We continue to enrich our content with crucial updates and practical new articles and FAQs about key NQDC topics. Below are selected additions and updates from the past few months.
New Articles From NQDC Experts
Our readable collection of FAQs on the rules of Section 409A reflect the types of questions participants care about. The rules we explain also permeate all aspects of nonqualified deferred compensation. The following 409A developments will be of interest to both professionals and participants.
1. W-2 reporting for NQDC. As we explain in our FAQ on this topic, the amount of income deferred during the year may be indicated in Box 12 of the W-2 using Code Y once the IRS has issued more guidance on the point. (For income from a 409A violation, Code Z is currently used.) This guidance—and thus the required W-2 reporting—is not expected for some time, according to Bloomberg BNA’s Compensation Planning Journal. It seems that the IRS is currently preoccupied with other proposed and final rules, including the Income Inclusion Regulations that relate to 409A and the penalty calculations
2. IRS audits. According to the newsletter HRS Insight by PricewaterhouseCoopers (Mar. 14, 2012), the IRS is “now stepping up its enforcement activity” in 409A compliance for nonqualified plans. Participants will get stuck with substantial penalties if plans do not comply. Areas of IRS attention include:
Bankruptcy & Nonqualified Plans
Although bankruptcy is the biggest risk with NQDC plans, there are ways to manage and limit it, as we explain in a thorough FAQ and article. Below we present updates on two real-world examples of NQDC treatment in corporate bankruptcy.

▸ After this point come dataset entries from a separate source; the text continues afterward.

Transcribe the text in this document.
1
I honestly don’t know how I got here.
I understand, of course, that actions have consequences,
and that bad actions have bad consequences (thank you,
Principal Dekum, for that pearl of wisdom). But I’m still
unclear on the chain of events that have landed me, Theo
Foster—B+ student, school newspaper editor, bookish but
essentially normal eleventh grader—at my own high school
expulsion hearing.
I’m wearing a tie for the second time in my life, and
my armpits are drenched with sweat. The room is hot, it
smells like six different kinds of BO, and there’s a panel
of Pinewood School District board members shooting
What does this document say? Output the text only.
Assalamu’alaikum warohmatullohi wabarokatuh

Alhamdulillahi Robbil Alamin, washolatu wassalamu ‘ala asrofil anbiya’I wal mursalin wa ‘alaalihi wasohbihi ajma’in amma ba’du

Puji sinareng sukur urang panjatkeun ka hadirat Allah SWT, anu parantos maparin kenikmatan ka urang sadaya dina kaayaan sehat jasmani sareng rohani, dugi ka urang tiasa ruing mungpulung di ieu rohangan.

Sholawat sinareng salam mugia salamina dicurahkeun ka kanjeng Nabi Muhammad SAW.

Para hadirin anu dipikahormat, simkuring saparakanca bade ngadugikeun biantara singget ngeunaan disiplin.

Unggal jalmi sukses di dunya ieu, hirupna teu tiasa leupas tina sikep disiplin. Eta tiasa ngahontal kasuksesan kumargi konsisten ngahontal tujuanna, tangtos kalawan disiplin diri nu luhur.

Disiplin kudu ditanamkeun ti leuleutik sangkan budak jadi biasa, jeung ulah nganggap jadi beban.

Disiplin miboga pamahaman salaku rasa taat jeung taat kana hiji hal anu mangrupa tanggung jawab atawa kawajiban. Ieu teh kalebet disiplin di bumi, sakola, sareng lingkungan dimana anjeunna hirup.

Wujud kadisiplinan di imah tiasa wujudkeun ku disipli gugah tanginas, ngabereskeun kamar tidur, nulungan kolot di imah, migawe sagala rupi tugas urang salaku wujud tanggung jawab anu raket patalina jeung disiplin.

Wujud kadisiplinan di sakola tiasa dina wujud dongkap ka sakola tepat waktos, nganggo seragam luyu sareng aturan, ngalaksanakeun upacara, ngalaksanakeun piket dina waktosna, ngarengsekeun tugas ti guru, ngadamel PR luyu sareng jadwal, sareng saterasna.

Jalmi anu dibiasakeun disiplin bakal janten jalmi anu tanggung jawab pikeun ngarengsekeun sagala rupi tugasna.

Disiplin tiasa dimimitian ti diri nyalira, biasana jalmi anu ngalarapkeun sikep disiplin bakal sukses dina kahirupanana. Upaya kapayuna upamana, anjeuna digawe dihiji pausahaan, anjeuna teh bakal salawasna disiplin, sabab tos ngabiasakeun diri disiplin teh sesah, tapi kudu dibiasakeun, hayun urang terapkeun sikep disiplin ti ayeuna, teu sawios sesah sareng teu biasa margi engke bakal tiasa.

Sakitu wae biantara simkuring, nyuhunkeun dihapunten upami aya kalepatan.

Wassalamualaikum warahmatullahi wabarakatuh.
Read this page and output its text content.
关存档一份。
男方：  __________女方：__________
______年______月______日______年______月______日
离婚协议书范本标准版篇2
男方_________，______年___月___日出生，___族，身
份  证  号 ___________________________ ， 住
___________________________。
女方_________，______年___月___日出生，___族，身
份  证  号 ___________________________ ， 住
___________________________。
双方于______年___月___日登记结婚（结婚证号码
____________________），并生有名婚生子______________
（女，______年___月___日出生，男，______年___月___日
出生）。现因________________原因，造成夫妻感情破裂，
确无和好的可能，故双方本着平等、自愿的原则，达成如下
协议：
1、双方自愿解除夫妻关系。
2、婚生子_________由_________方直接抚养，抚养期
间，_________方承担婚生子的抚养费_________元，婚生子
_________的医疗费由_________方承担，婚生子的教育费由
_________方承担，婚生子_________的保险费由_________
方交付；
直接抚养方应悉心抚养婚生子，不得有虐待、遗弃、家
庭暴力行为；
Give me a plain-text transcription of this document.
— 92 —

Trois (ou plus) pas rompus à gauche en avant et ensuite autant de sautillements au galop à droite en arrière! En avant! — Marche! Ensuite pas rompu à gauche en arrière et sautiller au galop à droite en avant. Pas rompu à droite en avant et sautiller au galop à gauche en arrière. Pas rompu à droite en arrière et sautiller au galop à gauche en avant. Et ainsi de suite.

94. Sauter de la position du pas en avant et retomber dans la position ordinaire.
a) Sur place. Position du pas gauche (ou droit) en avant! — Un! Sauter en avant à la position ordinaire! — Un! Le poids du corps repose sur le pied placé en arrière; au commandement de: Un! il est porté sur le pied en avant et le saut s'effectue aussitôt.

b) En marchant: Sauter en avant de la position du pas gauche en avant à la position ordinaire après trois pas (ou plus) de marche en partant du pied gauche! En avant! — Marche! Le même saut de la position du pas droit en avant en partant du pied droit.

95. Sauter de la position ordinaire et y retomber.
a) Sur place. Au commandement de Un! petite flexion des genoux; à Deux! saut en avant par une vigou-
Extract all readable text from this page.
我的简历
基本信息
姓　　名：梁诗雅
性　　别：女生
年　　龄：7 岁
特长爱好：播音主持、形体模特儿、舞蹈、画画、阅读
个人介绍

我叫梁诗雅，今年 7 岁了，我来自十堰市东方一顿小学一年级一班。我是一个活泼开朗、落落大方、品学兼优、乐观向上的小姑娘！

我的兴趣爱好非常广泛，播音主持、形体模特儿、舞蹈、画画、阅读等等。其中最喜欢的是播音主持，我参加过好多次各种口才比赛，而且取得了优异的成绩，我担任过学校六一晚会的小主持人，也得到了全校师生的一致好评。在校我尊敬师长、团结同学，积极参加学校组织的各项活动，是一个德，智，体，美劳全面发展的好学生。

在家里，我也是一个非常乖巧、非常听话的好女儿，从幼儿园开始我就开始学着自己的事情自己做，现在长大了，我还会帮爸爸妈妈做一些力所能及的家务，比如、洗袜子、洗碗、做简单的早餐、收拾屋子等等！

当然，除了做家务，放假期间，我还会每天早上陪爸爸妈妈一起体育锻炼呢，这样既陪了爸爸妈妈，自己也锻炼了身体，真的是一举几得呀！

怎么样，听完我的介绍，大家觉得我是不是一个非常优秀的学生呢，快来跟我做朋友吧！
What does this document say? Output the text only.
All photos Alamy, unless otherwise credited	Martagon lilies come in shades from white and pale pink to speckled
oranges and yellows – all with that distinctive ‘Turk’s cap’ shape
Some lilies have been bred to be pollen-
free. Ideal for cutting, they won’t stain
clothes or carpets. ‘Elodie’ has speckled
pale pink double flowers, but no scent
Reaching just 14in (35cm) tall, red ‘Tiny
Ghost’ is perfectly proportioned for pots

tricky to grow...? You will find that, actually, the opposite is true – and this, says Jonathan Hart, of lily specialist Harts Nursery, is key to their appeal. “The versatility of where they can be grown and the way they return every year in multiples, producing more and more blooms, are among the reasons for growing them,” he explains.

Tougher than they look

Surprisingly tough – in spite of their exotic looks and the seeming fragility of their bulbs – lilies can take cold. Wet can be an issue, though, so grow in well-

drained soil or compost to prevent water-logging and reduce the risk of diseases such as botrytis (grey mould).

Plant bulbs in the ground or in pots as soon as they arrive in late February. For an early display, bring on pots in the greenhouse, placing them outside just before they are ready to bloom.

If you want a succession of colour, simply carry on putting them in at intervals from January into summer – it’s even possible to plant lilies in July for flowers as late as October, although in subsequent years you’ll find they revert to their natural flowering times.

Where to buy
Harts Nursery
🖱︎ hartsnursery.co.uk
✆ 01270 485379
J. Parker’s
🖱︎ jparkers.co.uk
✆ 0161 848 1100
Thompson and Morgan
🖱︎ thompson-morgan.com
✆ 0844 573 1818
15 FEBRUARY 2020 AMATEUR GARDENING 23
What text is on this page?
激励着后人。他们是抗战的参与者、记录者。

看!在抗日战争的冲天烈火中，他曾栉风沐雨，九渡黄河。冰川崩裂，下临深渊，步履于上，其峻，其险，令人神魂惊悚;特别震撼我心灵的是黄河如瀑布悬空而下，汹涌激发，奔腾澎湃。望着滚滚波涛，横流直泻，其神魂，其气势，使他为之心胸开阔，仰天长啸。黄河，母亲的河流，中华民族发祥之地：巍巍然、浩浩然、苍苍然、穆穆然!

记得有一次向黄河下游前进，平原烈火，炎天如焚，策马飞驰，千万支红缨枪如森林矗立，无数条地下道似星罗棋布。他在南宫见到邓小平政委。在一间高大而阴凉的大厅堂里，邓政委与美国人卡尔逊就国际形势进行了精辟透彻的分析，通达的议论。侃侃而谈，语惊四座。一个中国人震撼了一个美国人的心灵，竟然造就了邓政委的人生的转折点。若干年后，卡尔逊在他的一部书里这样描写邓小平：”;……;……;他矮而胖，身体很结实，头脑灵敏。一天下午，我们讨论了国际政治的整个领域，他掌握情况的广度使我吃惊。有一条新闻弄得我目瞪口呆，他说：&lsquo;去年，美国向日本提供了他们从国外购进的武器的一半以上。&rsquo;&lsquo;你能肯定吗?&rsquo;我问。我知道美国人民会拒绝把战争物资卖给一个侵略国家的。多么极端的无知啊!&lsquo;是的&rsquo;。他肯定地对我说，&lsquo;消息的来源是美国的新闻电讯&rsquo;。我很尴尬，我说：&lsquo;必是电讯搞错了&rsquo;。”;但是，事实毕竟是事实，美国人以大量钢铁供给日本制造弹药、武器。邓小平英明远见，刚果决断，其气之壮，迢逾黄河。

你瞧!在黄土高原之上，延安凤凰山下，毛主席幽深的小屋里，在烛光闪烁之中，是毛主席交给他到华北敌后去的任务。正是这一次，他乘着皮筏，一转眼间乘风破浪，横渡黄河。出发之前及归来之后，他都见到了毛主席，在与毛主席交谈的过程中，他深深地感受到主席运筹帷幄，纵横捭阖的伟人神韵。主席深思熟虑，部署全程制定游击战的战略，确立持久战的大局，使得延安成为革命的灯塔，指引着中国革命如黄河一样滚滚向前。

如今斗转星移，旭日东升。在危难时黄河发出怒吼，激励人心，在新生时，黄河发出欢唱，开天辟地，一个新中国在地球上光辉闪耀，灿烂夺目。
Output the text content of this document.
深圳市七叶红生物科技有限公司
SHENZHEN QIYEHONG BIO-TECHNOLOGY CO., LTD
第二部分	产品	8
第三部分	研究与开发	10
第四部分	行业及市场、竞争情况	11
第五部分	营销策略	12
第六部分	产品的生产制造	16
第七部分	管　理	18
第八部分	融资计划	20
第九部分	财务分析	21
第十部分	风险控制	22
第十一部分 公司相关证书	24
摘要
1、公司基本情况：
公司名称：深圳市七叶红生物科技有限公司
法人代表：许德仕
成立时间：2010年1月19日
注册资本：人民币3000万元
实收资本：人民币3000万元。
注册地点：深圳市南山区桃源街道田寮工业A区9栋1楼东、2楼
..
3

1. Kodak. Soon after Kodak filed for Chapter 11 bankruptcy on Jan. 19, 2012, we issued a special alert on what could happen to executives’ interests in its elective nonqualified deferred compensation plan and its excess benefit pension plans, and on what actions the company and its executives have been taking in relation to the plans during the past several years. Since we published that alert, we have learned that the bankruptcy court has told Kodak to form a retirees’ committee for purposes of working out of its large legacy costs, including some $1.2 billion in retiree health care and survivor welfare benefits, and an estimated $200 million in nonqualified deferred compensation plans. The committee is expected to have about 15 members selected by the trustee from the names submitted to it by Kodak and the independent Eastman Kodak Retirees Association (EKRA).
We have heard that the former executives, as unsecured general creditors through their unfunded pensions and elective deferred compensation plans, are concerned that the extremely large health care costs for 30,000 retirees will overshadow the obligations due to 1,000 executives in the nonqualified plans. The bankruptcy court will probably allow only one retirees’ committee, so the positioning for influence on it is intense. The retirees’ committee will be formed in addition to the official unsecured creditors’ committee that was put together shortly after Jan. 19, including the Pension Benefit Guaranty Corporation but excluding any representation of retirees’ interests.
While the number of executives and the amounts of NQDC at risk are relatively small by contrast with Kodak’s overall legacy costs, the deferred compensation participants were the first to feel the sting of reorganization (their payments stopped on Jan. 19 without advance notice or a hearing). For some participants, the loss of deferred compensation payments was around 70% of monthly income. On the other hand, Kodak’s motion to eliminate its health care contributions for Medicare eligible retirees was recently rejected by the court over the objections of the unsecured creditors’ committee—the scramble is just beginning for remaining assets, which may prove to be elusive after all lenders and other secured lien holders have been satisfied.
John Lawson, VP of Executive Compensation at Tompkins Financial Advisors and a member of the myNQDC.com Advisory Board, provided input on the Kodak update above.
2. General Motors. The court case Tate v. General Motors reveals some details about the way the company’s executive retirement plan (ERP) was handled when the company faced financial difficulties. At GM, if a participant’s combined yearly benefit under its qualified pension plan, plus nonqualified plan, was over $100,000, the benefit under the ERP was reduced by two thirds. Calling it “implausible,” the court rejected the executives’ interpretation that only ERP benefits should be considered in reaching the $100,000 threshold.